So, what was the Sin? We are often told - exclusively it seems - that that first sin which ushered in the Fall and necessitated the coming of the Christ was the eating of the fruit - indeed apparently, just touching it.
But is this true? You see, the story presents us with two people, living with God in the Garden - in bliss apparently. The name of the fruit they cannot have is the Knowledge of Good and Evil. The serpent says if they eat it, they will become like God and God says that they will die on the day they eat it.
But they haven't eaten it yet. They don't know "good and evil." So we have a conundrum - how could they have sinned if they didn't know morally right from wrong - how could they have known that it was "evil" to eat it? They couldn't, so why is it that they are punished for having eaten it?
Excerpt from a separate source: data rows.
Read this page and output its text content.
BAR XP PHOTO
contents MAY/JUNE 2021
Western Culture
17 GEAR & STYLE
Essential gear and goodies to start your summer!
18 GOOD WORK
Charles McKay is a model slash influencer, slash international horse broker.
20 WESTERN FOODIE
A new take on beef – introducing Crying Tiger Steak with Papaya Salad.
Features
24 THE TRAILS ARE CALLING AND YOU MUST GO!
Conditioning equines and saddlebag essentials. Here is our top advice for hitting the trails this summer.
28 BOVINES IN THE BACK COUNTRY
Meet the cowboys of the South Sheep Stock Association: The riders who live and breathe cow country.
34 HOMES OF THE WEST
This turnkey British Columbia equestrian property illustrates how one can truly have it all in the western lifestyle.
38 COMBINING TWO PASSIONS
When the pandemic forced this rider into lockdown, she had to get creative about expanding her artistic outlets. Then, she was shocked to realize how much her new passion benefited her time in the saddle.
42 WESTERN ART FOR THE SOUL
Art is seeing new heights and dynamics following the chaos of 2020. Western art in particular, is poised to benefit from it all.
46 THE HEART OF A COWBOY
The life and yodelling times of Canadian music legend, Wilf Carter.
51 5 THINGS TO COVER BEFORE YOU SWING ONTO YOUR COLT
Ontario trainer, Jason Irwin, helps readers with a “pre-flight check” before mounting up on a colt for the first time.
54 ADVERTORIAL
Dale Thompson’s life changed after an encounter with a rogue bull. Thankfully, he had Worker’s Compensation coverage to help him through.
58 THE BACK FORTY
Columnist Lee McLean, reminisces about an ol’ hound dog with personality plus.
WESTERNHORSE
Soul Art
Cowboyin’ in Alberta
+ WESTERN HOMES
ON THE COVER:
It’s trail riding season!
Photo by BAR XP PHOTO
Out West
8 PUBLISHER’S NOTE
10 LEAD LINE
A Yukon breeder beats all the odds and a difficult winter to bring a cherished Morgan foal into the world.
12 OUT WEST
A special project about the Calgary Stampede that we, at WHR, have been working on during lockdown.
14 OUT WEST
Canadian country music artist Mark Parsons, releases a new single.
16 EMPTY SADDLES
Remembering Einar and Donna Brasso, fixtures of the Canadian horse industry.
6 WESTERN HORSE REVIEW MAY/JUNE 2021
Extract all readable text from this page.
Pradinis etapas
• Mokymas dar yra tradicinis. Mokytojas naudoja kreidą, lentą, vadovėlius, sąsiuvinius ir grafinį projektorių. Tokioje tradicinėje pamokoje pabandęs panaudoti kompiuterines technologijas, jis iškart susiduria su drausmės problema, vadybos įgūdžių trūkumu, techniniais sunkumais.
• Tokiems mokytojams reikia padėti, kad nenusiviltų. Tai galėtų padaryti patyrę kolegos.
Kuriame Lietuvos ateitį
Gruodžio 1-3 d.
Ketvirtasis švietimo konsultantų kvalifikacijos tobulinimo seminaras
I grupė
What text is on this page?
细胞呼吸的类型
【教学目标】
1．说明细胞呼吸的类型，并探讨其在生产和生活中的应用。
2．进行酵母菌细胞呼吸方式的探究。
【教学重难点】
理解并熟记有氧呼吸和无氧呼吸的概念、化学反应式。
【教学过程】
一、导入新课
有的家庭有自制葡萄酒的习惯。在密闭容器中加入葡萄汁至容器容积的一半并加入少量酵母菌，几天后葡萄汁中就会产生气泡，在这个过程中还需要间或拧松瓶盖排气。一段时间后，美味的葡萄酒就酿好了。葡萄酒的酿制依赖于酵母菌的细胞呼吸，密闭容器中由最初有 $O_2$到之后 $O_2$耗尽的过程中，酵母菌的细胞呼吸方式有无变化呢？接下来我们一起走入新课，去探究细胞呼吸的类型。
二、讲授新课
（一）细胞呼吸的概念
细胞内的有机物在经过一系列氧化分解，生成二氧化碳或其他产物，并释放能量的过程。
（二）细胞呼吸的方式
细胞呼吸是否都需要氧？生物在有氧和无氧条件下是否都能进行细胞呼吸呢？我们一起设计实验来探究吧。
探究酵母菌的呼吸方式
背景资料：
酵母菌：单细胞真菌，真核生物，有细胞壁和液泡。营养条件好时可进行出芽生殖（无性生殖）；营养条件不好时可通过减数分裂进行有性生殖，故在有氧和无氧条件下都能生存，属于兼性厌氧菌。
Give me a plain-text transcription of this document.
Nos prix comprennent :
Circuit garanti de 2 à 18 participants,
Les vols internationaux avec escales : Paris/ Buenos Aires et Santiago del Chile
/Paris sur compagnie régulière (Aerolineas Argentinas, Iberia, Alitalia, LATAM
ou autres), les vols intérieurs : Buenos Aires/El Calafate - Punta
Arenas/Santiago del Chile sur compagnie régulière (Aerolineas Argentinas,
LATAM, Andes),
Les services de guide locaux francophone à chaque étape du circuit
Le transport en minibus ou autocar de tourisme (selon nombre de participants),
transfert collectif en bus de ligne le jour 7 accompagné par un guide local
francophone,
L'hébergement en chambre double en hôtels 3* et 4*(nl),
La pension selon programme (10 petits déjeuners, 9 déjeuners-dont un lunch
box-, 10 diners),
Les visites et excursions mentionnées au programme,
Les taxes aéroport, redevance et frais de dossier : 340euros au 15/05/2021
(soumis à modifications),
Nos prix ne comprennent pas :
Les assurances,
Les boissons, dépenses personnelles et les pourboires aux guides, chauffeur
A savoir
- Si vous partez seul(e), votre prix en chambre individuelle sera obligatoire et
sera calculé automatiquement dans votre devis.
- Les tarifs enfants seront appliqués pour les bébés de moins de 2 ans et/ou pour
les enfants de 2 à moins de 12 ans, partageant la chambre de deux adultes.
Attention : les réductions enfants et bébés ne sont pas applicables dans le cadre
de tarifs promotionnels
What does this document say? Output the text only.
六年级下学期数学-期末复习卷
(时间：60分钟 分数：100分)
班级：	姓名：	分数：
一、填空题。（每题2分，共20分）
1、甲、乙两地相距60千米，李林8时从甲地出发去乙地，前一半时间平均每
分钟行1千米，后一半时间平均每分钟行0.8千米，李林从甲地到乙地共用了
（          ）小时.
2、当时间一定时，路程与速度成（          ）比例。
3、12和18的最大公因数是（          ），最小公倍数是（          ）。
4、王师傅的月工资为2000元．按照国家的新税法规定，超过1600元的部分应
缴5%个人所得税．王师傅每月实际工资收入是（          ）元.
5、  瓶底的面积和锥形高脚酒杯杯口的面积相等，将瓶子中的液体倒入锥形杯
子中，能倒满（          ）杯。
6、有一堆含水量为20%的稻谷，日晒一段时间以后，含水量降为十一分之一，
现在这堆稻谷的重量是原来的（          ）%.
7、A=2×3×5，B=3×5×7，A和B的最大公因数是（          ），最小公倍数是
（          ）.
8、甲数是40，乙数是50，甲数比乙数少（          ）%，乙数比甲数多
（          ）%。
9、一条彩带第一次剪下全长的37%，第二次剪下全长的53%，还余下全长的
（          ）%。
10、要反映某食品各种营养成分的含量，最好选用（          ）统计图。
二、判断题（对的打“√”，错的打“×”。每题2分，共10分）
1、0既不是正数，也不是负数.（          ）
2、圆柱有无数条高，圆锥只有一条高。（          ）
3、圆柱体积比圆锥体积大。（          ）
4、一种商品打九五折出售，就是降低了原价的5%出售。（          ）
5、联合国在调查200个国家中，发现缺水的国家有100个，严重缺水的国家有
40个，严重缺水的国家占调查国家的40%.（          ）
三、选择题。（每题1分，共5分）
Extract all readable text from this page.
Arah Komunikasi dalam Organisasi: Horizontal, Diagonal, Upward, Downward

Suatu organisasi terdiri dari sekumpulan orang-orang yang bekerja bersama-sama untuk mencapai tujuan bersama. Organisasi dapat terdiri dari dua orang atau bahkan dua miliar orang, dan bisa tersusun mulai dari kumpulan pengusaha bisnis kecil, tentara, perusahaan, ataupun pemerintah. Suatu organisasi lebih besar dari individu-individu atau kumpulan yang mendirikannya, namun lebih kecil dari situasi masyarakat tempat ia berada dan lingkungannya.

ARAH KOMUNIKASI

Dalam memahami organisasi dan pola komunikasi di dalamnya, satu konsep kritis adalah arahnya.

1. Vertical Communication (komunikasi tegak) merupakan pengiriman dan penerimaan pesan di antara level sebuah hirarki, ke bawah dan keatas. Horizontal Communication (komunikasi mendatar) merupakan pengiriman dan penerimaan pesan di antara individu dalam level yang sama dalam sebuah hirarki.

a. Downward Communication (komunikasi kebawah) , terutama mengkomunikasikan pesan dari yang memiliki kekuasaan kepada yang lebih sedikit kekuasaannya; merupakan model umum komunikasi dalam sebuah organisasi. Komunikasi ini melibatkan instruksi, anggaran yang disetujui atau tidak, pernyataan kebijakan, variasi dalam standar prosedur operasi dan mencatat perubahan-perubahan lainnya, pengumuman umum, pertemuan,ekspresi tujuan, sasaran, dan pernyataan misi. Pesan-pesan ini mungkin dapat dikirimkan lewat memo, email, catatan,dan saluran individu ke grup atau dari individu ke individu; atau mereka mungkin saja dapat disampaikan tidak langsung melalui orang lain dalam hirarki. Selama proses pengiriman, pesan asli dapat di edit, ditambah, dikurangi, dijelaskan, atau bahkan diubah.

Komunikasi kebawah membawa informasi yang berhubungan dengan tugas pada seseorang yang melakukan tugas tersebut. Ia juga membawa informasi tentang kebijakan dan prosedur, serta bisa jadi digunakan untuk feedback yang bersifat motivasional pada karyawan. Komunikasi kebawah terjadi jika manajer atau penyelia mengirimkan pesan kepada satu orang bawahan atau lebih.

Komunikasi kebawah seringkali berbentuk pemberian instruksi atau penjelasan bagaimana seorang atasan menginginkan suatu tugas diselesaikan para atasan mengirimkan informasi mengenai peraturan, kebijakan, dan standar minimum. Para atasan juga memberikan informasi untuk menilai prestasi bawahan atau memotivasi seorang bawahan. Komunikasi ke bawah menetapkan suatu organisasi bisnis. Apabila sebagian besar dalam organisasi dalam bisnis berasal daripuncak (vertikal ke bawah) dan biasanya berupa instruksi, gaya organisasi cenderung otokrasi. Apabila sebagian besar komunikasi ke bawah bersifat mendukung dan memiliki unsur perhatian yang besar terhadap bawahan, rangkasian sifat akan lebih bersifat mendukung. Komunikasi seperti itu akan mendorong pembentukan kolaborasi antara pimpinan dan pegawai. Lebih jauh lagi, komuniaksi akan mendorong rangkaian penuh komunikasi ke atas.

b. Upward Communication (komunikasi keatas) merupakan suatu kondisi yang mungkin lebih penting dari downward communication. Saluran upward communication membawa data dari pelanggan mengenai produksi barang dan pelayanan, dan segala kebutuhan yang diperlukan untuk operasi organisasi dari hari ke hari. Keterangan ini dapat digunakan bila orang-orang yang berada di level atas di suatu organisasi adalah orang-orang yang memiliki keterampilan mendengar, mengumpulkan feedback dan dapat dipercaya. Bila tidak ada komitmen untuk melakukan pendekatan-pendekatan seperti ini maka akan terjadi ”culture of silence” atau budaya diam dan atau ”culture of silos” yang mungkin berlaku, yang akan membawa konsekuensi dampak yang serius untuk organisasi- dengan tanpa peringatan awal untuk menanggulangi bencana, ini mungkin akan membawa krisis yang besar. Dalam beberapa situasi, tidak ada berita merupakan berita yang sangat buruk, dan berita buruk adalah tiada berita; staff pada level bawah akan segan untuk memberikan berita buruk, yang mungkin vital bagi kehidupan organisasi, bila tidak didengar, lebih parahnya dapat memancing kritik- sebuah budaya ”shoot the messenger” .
They weren't. The consequences inherent in an action are not punishments meted out to you. They simply are. So what were those consequences? Rather limited actually, and not a punishment at all. The result of eating that fruit is that you have made yourself morally culpable, and you know it. Oh yes, there was the banishment from the Garden (so that they couldn’t eat the Live-Forever-Fruit), and the consequence of having to actually farm a recalcitrant earth and experience pain in childbirth. Those are presented as punishments, yes. But they are nothing more than the consequences of being recalcitrant yourself. Adam broke the bond between God and the Creation and now the Creation will deteriorate just as Adam’s body will deteriorate. He won’t physically die on this day, but will begin to. He will also be separated from the formal presence of God, routinely described as death in Scripture.
The import of the story of Cain and Able is just this – what do we do with that culpability?. When we learn the story of Cain (it isn't about Able even though we all like to identify with him), we learn a story of anger and murder. These are devices to set the stage for what comes later. Cain acts in a self-centered, angry, and murderous way. We often wonder about those sacrifices – what was it that was good about Able’s and not quite acceptable about Cain’s? Here’s the problem with those questions: the point of the story of Cain isn't proper sacrifice. At least as we understand that device in the story. You see, it doesn't really matter why God liked one over the other. They simply move us to the point of the story, which comes when God tells Cain that sin is crouching at the door and it is Cain who can choose to live righteously or not.
That's the point of the story of Cain - he and you and I are culpable because we can choose righteousness, having learned just what is good and what is evil. Having that knowledge isn't sin nor is the gaining of it.
The sin then was not eating the fruit; so what was it? The sin is the first choice Adam makes after eating the fruit and presumably learning discernment of good and evil - he hides from God. Having broken the connection with God by eating what he had been told not to, he acts out physically that separation. Adam as the representative of all humans separates himself from God intentionally and we have done so ever since when left to our own devices.
God spends the rest of the story trying to get us to come to our senses. He starts with Cain, moves through the prophets, and eventually comes as Jesus - he who has ears, let him hear.
Because Mankind is the crowning part of the Creation, our behavior impacts the creation and the earth is cursed, and the continuing of the race will cause pain. The earth will have to be tilled by Adam, husbanded even more strenuously than in the Garden, and pain will not be relieved; pain so great you might think you're going to die - but you won't. All these consequences, and here we might call them punishments because they feel like it, are the result of the actual sin, the separating ourselves from God.
The Sin, the first sin, the original sin is that of separating ourselves from our Creator and even our own makeup - His image. We run from God and we run from our best selves because we are afraid, insecure, and guilt-ridden. Like children who now know they've blown it, we hide with Adam when God comes to seek us out.
And we participate in Adam's Sin.
The fix is to come home; to live as Cain was urged - to choose righteousness.